I\'d like to know the general cost of creating a new connection, compared to UDP. I know TCP requires an initial exchange of packets (the 3 way handshake). What would be other
Compared to the latency of the packet exchange, all other costs such as kernel setup times are insignificant.
OPTION 1: The general cost of creating a TCP connection are:
Step 1: Requires an exchange of packets, so it's delayed by to & from network latency plus the destination server's service time. No significant CPU usage on either box is involved.
Step 2: Depends on the size of the message.
Step 3: IIRC, just sends a 'closing now' packet, w/ no wait for destination ack, so no latency involved.
OPTION 2: Costs of UDP:*
Step 1: Requires minimal setup, no latency worries, very fast.
Step 2: BE CAREFUL OF SIZE, there is no retransmit in UDP since it doesn't care if the packet was received by anyone or not. I've heard that the larger the message, the greater probability of data being received corrupted, and that a rule of thumb is that you'll lose a certain percentage of messages over 20 MB.
Step 3: Minimal work, minimal time.
OPTION 3: Use ZeroMQ Instead
You're comparing TCP to UDP with a goal of reducing reconnection time. THERE IS A NICE COMPROMISE: ZeroMQ sockets.
ZMQ allows you to set up a publishing socket where you don't care if anyone is listening (like UDP), and have multiple listeners on that socket. This is NOT a UDP socket - it's an alternative to both of these protocols.

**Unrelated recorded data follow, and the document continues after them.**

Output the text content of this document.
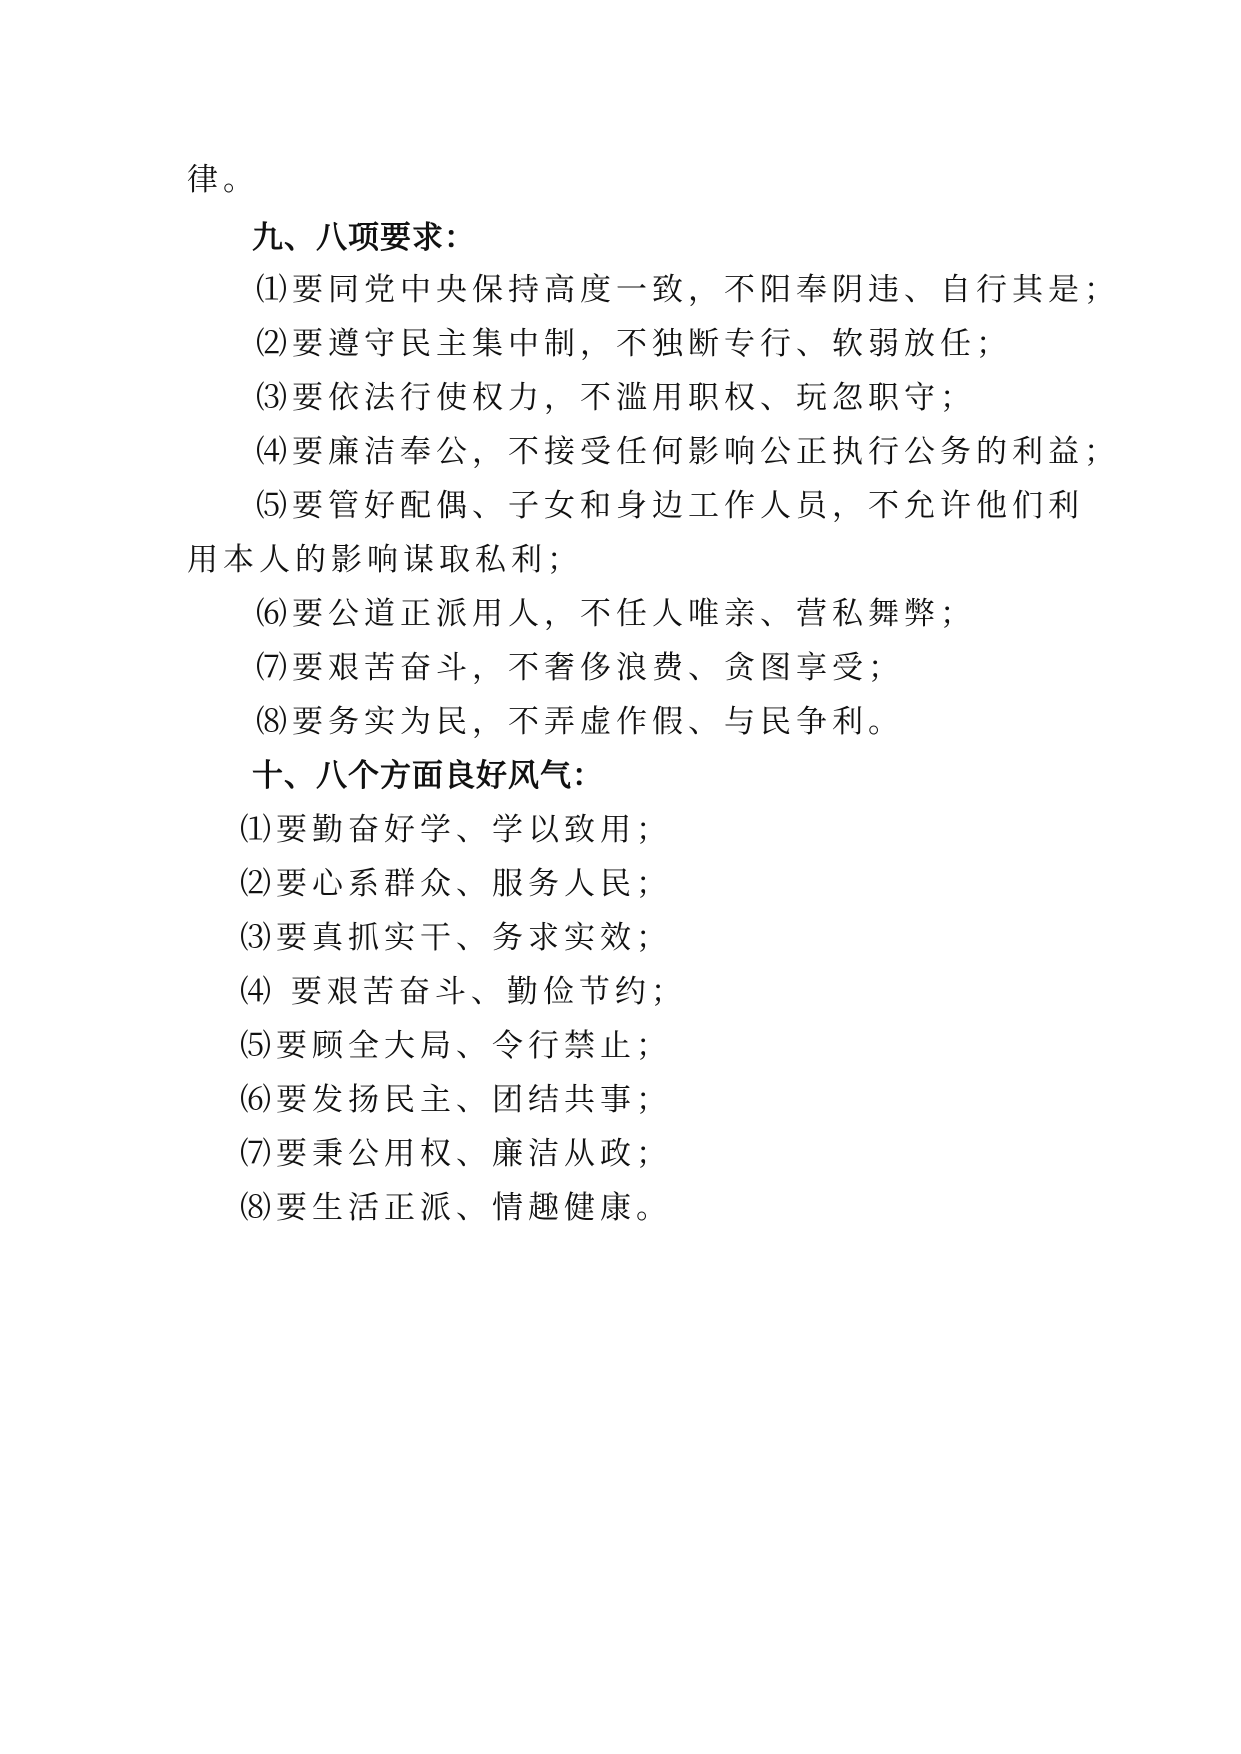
律。
九、八项要求：
⑴要同党中央保持高度一致，不阳奉阴违、自行其是；
⑵要遵守民主集中制，不独断专行、软弱放任；
⑶要依法行使权力，不滥用职权、玩忽职守；
⑷要廉洁奉公，不接受任何影响公正执行公务的利益；
⑸要管好配偶、子女和身边工作人员，不允许他们利
用本人的影响谋取私利；
⑹要公道正派用人，不任人唯亲、营私舞弊；
⑺要艰苦奋斗，不奢侈浪费、贪图享受；
⑻要务实为民，不弄虚作假、与民争利。
十、八个方面良好风气：
⑴要勤奋好学、学以致用；
⑵要心系群众、服务人民；
⑶要真抓实干、务求实效；
⑷ 要艰苦奋斗、勤俭节约；
⑸要顾全大局、令行禁止；
⑹要发扬民主、团结共事；
⑺要秉公用权、廉洁从政；
⑻要生活正派、情趣健康。
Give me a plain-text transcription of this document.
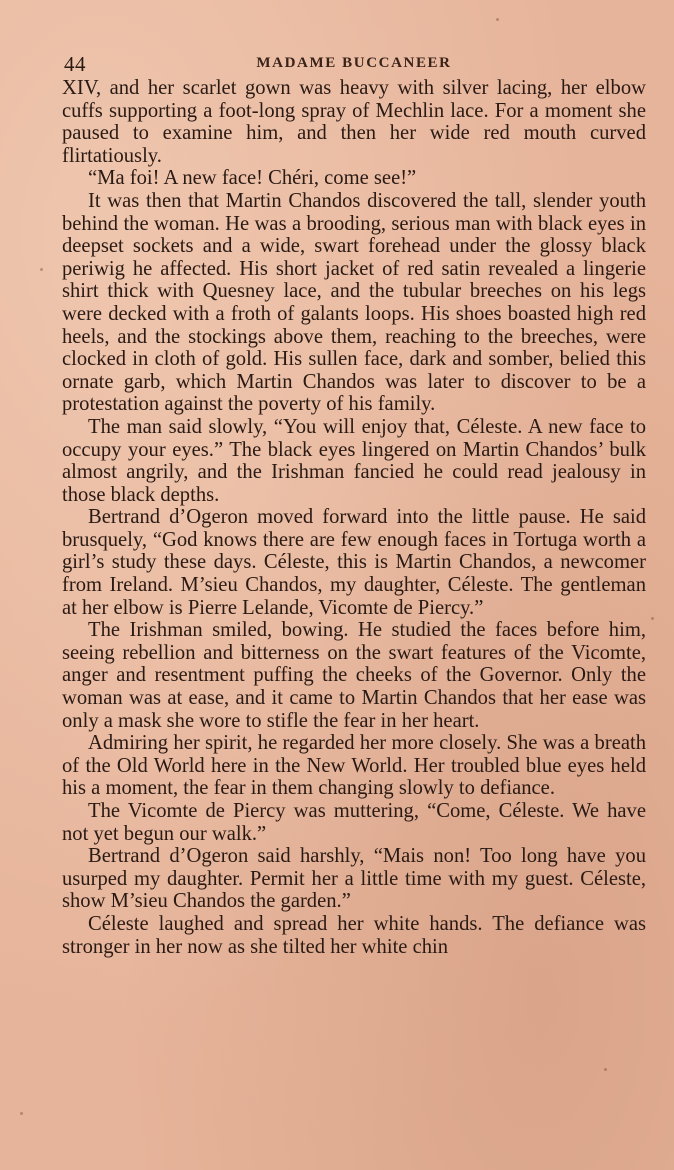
44	MADAME BUCCANEER

XIV, and her scarlet gown was heavy with silver lacing, her elbow cuffs supporting a foot-long spray of Mechlin lace. For a moment she paused to examine him, and then her wide red mouth curved flirtatiously.

“Ma foi! A new face! Chéri, come see!”

It was then that Martin Chandos discovered the tall, slender youth behind the woman. He was a brooding, serious man with black eyes in deepset sockets and a wide, swart forehead under the glossy black periwig he affected. His short jacket of red satin revealed a lingerie shirt thick with Quesney lace, and the tubular breeches on his legs were decked with a froth of galants loops. His shoes boasted high red heels, and the stockings above them, reaching to the breeches, were clocked in cloth of gold. His sullen face, dark and somber, belied this ornate garb, which Martin Chandos was later to discover to be a protestation against the poverty of his family.

The man said slowly, “You will enjoy that, Céleste. A new face to occupy your eyes.” The black eyes lingered on Martin Chandos’ bulk almost angrily, and the Irishman fancied he could read jealousy in those black depths.

Bertrand d’Ogeron moved forward into the little pause. He said brusquely, “God knows there are few enough faces in Tortuga worth a girl’s study these days. Céleste, this is Martin Chandos, a newcomer from Ireland. M’sieu Chandos, my daughter, Céleste. The gentleman at her elbow is Pierre Lelande, Vicomte de Piercy.”

The Irishman smiled, bowing. He studied the faces before him, seeing rebellion and bitterness on the swart features of the Vicomte, anger and resentment puffing the cheeks of the Governor. Only the woman was at ease, and it came to Martin Chandos that her ease was only a mask she wore to stifle the fear in her heart.

Admiring her spirit, he regarded her more closely. She was a breath of the Old World here in the New World. Her troubled blue eyes held his a moment, the fear in them changing slowly to defiance.

The Vicomte de Piercy was muttering, “Come, Céleste. We have not yet begun our walk.”

Bertrand d’Ogeron said harshly, “Mais non! Too long have you usurped my daughter. Permit her a little time with my guest. Céleste, show M’sieu Chandos the garden.”

Céleste laughed and spread her white hands. The defiance was stronger in her now as she tilted her white chin
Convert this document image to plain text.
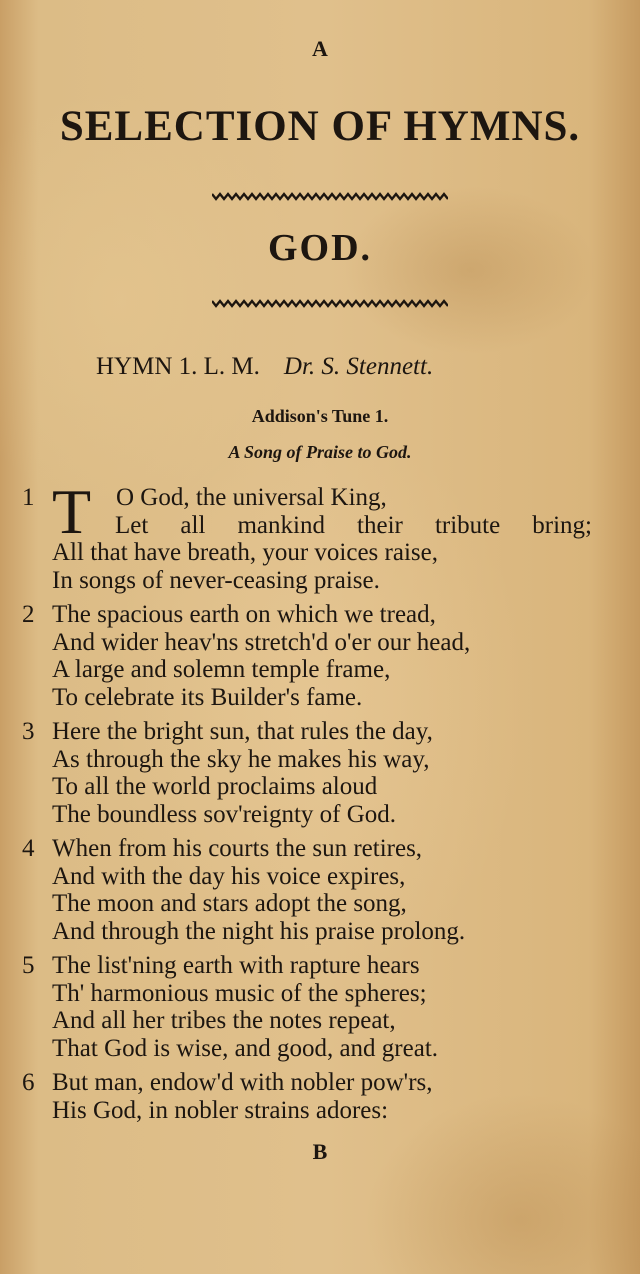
A

SELECTION OF HYMNS.
GOD.
HYMN 1. L. M. Dr. S. Stennett.

Addison's Tune 1.

A Song of Praise to God.

1 T O God, the universal King,

Let all mankind their tribute bring;

All that have breath, your voices raise,

In songs of never-ceasing praise.

2 The spacious earth on which we tread,

And wider heav'ns stretch'd o'er our head,

A large and solemn temple frame,

To celebrate its Builder's fame.

3 Here the bright sun, that rules the day,

As through the sky he makes his way,

To all the world proclaims aloud

The boundless sov'reignty of God.

4 When from his courts the sun retires,

And with the day his voice expires,

The moon and stars adopt the song,

And through the night his praise prolong.

5 The list'ning earth with rapture hears

Th' harmonious music of the spheres;

And all her tribes the notes repeat,

That God is wise, and good, and great.

6 But man, endow'd with nobler pow'rs,

His God, in nobler strains adores:

B
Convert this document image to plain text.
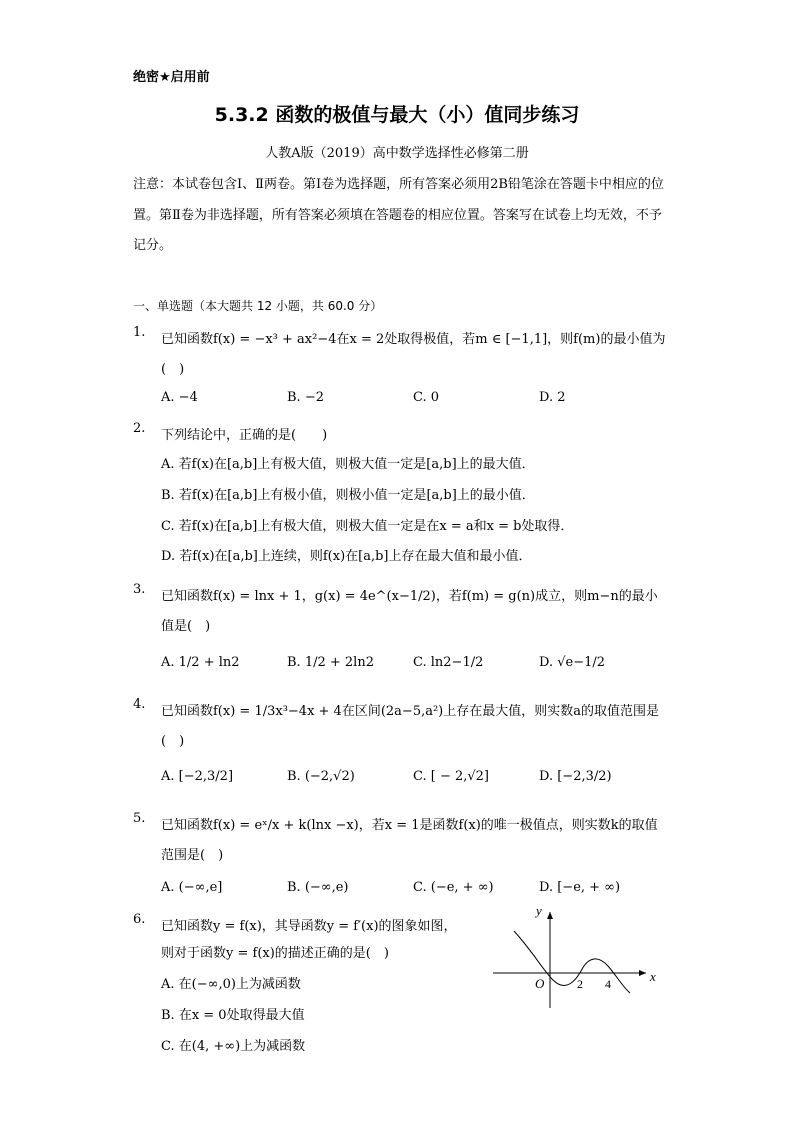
绝密★启用前
5.3.2 函数的极值与最大（小）值同步练习
人教A版（2019）高中数学选择性必修第二册
注意：本试卷包含Ⅰ、Ⅱ两卷。第Ⅰ卷为选择题，所有答案必须用2B铅笔涂在答题卡中相应的位置。第Ⅱ卷为非选择题，所有答案必须填在答题卷的相应位置。答案写在试卷上均无效，不予记分。
一、单选题（本大题共 12 小题，共 60.0 分）
1. 已知函数f(x) = −x³ + ax²−4在x = 2处取得极值，若m ∈ [−1,1]，则f(m)的最小值为(　)
A. −4	B. −2	C. 0	D. 2
2. 下列结论中，正确的是(　　)
A. 若f(x)在[a,b]上有极大值，则极大值一定是[a,b]上的最大值．
B. 若f(x)在[a,b]上有极小值，则极小值一定是[a,b]上的最小值．
C. 若f(x)在[a,b]上有极大值，则极大值一定是在x = a和x = b处取得．
D. 若f(x)在[a,b]上连续，则f(x)在[a,b]上存在最大值和最小值．
3. 已知函数f(x) = lnx + 1，g(x) = 4e^(x−1/2)，若f(m) = g(n)成立，则m−n的最小值是(　)
A. 1/2 + ln2	B. 1/2 + 2ln2	C. ln2−1/2	D. √e−1/2
4. 已知函数f(x) = 1/3x³−4x + 4在区间(2a−5,a²)上存在最大值，则实数a的取值范围是(　)
A. [−2,3/2]	B. (−2,√2)	C. [ − 2,√2]	D. [−2,3/2)
5. 已知函数f(x) = eˣ/x + k(lnx −x)，若x = 1是函数f(x)的唯一极值点，则实数k的取值范围是(　)
A. (−∞,e]	B. (−∞,e)	C. (−e, + ∞)	D. [−e, + ∞)
6. 已知函数y = f(x)，其导函数y = f′(x)的图象如图，
则对于函数y = f(x)的描述正确的是(　)
A. 在(−∞,0)上为减函数
B. 在x = 0处取得最大值
C. 在(4, +∞)上为减函数
y
x
O	2 4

See: ZeroMQ.org for details.
It's very high speed and fault tolerant, and is in increasing use in the financial industry for those reasons.
Once a UDP packet's been dumped onto the wire, the UDP protocol stack is free to completely forget about it. With TCP, there's at bare minimum the connection details (source/dest port and source/dest IP), the sequence number, the window size for the connection etc... It's not a huge amount of data, but adds up quickly on a busy server with many connections.
And then there's the 3-way handshake as well. Some braindead (and/or malicious systems) can abuse the process (look up 'syn flood'), or just drop the connection on their end, leaving your system waiting for a response or close notice that'll never come. The plus side is that with TCP the system will do its best to make sure the packet gets where it has to. With UDP, there's no guarantees at all.